RBP also address medical procedures as well, establishing the standard cost that a plan will cover and allowing employees to choose other options.

RBP interests major health plans, particularly self-funded plans that cover thousands of members. By offering to pay a standard subsidy for the reference drug price, the model encourages plan members to choose lower priced drugs. For large employers, this can result in considerable savings compared to the traditional tiered model, the U.C. Berkeley study found.

“The RETA study suggests that reference pricing potentially offers meaningful savings for purchasers in the United States,” Commonwealth said in its review of the U.C. Berkeley data, “Those savings, however, burdened patients with higher cost-sharing. It should be emphasized that reference pricing has several key limitations and is no panacea for the challenges of drug purchasing.”

James C. Robinson, a UC Berkeley professor and director of the Berkeley Center for Health Technology at U.C. Berkeley, tells BenefitsPro the study demonstrated “that patients will switch to cheaper options when they face the appropriate incentive. By appropriate incentive we mean that the employer makes a fixed contribution towards paying for any particular type of drug or procedure; patients selecting low-priced options have little or no cost sharing, while those selecting high-priced options must pay the full extra amount themselves.”

Robinson was the lead researcher on the 2017 study and primary author of the Commonwealth review. Like Henka, Robinson predicts there will be a disruption in the way employers support pharmaceutical expenditures by plan members. And that works in RBP’s favor.

“The policy and purchasing world, including the Trump administration, is becoming more vocal about high drug prices,” Robinson says. ”There is more interest in changing purchasing to encourage drug firms to lower their prices rather than continue the present practice of setting high prices and then negotiating large rebates (which go to the employers and insurers, not to the patients). This interest in price reductions over price rebates is in the spirit of reference pricing.”

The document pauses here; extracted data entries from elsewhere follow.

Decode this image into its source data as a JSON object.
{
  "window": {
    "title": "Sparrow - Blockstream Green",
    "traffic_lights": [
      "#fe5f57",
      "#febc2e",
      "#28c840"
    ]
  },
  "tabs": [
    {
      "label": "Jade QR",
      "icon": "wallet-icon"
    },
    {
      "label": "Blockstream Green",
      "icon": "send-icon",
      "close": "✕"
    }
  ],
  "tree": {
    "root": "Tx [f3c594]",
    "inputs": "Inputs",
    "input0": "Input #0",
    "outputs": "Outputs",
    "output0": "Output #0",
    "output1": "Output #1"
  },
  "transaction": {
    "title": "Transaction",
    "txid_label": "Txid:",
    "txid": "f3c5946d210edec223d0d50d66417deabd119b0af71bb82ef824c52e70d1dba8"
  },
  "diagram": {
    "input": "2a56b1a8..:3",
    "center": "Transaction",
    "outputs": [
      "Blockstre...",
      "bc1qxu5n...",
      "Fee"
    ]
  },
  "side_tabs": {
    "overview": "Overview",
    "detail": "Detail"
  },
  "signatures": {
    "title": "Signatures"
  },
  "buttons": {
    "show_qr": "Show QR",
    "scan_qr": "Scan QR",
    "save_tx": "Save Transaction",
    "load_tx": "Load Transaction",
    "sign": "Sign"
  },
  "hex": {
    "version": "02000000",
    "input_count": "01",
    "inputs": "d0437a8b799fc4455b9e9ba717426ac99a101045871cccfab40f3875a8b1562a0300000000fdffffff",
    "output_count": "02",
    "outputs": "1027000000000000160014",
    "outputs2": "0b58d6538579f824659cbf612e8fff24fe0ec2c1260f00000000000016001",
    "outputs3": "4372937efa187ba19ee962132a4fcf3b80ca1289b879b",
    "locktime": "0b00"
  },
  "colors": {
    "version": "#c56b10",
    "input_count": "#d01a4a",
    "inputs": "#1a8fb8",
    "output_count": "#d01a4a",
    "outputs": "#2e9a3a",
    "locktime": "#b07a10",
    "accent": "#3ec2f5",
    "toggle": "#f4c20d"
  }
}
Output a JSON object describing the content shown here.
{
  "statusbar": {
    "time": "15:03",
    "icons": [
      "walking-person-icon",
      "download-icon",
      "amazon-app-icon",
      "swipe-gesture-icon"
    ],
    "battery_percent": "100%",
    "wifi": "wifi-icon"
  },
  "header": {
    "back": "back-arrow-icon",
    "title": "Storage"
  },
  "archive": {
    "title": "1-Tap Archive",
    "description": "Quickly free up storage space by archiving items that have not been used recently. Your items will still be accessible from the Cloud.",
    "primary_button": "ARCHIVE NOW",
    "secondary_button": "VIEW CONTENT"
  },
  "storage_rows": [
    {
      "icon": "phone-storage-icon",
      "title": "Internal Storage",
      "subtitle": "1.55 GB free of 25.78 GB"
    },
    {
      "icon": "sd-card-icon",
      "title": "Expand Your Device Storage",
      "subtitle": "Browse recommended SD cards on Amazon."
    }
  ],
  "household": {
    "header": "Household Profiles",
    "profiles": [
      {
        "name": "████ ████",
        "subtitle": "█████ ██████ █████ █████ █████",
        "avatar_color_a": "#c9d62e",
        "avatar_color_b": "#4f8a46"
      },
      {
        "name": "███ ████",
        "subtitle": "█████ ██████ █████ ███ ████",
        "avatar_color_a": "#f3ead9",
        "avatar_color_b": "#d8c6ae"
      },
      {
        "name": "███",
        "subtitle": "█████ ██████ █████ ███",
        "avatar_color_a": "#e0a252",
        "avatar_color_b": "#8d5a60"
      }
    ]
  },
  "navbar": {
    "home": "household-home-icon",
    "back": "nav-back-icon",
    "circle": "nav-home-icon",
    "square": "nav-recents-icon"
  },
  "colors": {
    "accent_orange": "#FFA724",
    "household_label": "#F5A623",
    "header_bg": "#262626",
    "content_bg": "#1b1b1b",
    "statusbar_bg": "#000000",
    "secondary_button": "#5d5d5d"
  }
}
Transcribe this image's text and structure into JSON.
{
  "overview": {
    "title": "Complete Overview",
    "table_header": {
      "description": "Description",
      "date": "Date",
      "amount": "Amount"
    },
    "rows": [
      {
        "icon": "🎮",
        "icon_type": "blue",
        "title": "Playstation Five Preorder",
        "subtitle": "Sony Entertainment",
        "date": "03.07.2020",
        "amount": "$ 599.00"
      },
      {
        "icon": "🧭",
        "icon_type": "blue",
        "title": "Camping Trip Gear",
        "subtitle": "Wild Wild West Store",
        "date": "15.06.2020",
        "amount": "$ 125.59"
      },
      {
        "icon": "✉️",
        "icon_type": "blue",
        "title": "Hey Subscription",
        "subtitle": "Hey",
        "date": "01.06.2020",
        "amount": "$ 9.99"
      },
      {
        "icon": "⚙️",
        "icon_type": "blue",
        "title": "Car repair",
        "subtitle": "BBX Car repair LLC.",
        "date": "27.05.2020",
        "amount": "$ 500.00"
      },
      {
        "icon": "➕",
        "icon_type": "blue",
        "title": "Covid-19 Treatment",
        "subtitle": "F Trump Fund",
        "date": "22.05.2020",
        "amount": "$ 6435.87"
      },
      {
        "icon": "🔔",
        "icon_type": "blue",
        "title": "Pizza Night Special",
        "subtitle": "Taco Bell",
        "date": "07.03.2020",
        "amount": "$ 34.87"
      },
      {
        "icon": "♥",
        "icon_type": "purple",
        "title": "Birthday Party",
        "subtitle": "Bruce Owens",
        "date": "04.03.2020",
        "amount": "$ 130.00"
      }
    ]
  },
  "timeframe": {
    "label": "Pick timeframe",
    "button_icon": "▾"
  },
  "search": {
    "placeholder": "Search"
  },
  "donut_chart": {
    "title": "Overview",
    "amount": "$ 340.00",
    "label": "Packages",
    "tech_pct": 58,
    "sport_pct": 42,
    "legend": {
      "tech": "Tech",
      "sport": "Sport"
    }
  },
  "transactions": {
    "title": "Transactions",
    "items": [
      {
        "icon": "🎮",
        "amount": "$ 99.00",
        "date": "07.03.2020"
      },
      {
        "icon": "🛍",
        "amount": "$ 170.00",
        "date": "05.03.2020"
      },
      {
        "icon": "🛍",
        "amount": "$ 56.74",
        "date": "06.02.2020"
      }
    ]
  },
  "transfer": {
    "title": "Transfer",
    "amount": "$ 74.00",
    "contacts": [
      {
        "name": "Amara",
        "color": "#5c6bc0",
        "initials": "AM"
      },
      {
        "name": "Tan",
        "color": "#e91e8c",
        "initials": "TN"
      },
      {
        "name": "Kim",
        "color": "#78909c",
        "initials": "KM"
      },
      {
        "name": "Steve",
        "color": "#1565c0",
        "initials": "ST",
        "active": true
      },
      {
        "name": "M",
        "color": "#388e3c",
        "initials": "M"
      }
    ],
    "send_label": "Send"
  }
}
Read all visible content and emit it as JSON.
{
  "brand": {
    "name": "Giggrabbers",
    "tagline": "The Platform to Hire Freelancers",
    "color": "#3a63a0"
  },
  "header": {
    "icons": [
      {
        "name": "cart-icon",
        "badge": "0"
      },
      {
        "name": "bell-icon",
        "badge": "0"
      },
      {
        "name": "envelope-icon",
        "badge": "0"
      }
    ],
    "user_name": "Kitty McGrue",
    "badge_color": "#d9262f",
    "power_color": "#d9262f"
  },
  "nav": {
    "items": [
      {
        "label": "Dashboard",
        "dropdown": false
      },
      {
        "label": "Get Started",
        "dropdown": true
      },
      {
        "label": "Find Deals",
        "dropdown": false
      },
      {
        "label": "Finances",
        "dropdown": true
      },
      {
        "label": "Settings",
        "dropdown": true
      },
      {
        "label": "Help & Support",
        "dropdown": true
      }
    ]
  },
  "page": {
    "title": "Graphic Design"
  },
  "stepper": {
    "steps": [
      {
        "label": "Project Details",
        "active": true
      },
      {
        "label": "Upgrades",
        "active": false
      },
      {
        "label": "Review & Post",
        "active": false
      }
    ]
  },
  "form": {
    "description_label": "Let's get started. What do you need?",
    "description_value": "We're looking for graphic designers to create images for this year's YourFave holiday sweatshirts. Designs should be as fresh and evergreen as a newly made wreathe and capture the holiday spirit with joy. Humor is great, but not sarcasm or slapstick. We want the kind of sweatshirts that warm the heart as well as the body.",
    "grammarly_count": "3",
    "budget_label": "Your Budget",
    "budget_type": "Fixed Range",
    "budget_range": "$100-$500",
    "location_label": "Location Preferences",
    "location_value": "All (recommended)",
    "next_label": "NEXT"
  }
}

RBP’s uptake has been slow, for various reasons. Among them cited the researchers: The tendency for plan managers to stick with the traditional model since it’s what they know; the desire for pharmaceutical makers and PBMs to stick with a system that has rewarded them well; a lack of good information on prices for similar drugs; and uncertainty about the quality of the various drugs that address the same condition.

Additionally, in the main case study in the UC Berkeley research, while the employer’s average price paid for pharmaceuticals decreased by 14 period 18 months after implementing RBP, employees cost sharing actually rose 5 percent. Ideally, plan member spending would also decline as the system, and the plan member understanding of it, evolves.

ActiveRADAR’s client base is composed of enterprise level employers who self insure. Because of the large number of plan members, they can switch to an RBP drug model and immediately realize savings in the 15 percent to 22 percent. But beyond the savings, RBP is designed to educate plan members so they can make choices that are better for them.

“It provides additional transparency into the PBM world, and into the actual cost that the employer is paying. What is the lowest cost drug? Our technology tells you that automatically. And in that way it changes the dynamics of the cost management program. … Reference based pricing gives employees far greater choice among available drugs. They can switch to a cheaper one, choose the reference priced drug, get an exception [in special cases] or pay more. It adds more consumerism to the equation.”

What’s Henka’s synopsis of the U.C. Berkeley findings? “Reference-based pricing is the real deal. It’s a way for health plan sponsors to proactively manage their pharmacy spend. They can see what the true costs are, and offer plan members a choice. Right now, all most of them do is pay more every year, and shift as much of the cost to the plan member as possible. And that is not a good way to design a health plan.”